Abstract
THIS is a very attractive book with its wealth of beautiful illustrations, and the interest is great, whether told by Col. Howard Bury himself, or in the introduction by Col. Sir Francis Younghusband, by the surveyors—Major Morshead, Major Wheeler, and Dr. Heron—by other members, Dr. Wollaston and Mr. L. Mallory. The latter's knowledge of the Alps makes his portion a valuable contribution. The description of the monasteries, the beautiful type of their architecture shown in photographs, will be new to many. Of the Lamas themselves and their orderly system of government we find the same from one end of Tibet to the other.
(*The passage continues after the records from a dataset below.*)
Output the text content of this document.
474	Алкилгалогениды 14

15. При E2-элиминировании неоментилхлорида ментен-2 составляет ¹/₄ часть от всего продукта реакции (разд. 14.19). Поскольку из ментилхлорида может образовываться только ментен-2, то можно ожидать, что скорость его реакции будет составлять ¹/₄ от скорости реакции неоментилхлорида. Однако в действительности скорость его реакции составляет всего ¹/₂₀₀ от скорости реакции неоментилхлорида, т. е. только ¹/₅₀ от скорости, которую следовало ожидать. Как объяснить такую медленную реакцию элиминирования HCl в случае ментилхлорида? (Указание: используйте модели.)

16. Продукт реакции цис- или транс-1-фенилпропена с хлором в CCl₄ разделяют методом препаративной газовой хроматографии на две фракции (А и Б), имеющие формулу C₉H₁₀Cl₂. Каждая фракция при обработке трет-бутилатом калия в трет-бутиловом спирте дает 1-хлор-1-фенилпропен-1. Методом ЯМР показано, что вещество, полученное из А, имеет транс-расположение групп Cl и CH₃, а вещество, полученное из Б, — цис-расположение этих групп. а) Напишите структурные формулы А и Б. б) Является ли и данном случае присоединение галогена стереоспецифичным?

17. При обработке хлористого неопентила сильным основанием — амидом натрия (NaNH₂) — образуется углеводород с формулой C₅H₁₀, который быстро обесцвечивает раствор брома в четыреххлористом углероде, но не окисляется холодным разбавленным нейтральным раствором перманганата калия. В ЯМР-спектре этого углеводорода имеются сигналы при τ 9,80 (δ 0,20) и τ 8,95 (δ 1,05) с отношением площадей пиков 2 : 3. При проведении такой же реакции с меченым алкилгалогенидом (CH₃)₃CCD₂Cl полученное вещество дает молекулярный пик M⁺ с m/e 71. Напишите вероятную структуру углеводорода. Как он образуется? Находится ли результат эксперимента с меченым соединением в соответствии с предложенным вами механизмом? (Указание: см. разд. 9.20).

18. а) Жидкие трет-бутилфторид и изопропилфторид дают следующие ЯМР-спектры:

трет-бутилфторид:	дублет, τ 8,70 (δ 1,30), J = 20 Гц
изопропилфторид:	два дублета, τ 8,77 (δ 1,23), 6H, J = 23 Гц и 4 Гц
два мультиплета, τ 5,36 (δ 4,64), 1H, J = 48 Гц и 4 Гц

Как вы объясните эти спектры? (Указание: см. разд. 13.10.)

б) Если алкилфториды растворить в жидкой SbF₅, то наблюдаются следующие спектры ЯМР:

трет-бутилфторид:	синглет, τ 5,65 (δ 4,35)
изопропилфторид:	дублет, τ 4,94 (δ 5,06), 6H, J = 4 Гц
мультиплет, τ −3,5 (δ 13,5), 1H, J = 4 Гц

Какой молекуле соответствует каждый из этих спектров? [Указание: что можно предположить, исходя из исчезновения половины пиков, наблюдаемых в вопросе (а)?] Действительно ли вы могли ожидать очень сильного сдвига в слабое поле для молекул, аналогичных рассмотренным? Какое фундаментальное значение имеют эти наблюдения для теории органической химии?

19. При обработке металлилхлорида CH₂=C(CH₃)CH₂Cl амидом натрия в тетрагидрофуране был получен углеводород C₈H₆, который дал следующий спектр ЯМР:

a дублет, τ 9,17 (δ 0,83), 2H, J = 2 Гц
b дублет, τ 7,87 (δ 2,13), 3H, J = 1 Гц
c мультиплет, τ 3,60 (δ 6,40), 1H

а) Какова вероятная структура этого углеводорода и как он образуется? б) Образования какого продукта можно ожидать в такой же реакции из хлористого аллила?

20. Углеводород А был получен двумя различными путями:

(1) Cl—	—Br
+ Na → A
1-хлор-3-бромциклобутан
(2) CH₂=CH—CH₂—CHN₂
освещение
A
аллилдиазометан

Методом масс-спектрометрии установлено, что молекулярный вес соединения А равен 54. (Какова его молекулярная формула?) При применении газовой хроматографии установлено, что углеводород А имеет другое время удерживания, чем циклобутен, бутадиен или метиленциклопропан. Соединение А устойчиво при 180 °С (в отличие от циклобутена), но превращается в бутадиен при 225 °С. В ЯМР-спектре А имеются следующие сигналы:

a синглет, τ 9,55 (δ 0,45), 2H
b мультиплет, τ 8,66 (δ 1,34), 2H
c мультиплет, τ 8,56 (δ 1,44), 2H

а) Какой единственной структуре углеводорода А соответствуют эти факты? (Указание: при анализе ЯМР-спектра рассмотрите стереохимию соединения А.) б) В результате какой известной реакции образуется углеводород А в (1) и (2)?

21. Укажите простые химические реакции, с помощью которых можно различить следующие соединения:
This will interest and prove instructive; readers will find they are not ignorant savages, but a people highly advanced in arts and education, and in many respects far more practical, united, and sensible than we are. Of course it is not new; much can be seen in Ladak and in the fine monastery of Himis near Leh, but what is new is the degree to which the tameness of wild animals and birds has been brought by the Buddhists living under the shadow of Mount Everest, markedly by those leading a hermit life in the Rongbuk Valley.
Mount Everest: The Reconnaissance, 1921
By Lieut.Col. C. K. Howard Bury and other Members of the Mount Everest Expedition. Pp. xi + 356 + 33 plates + 3 maps. (London: E. Arnold and Co., 1922.) 25s. net.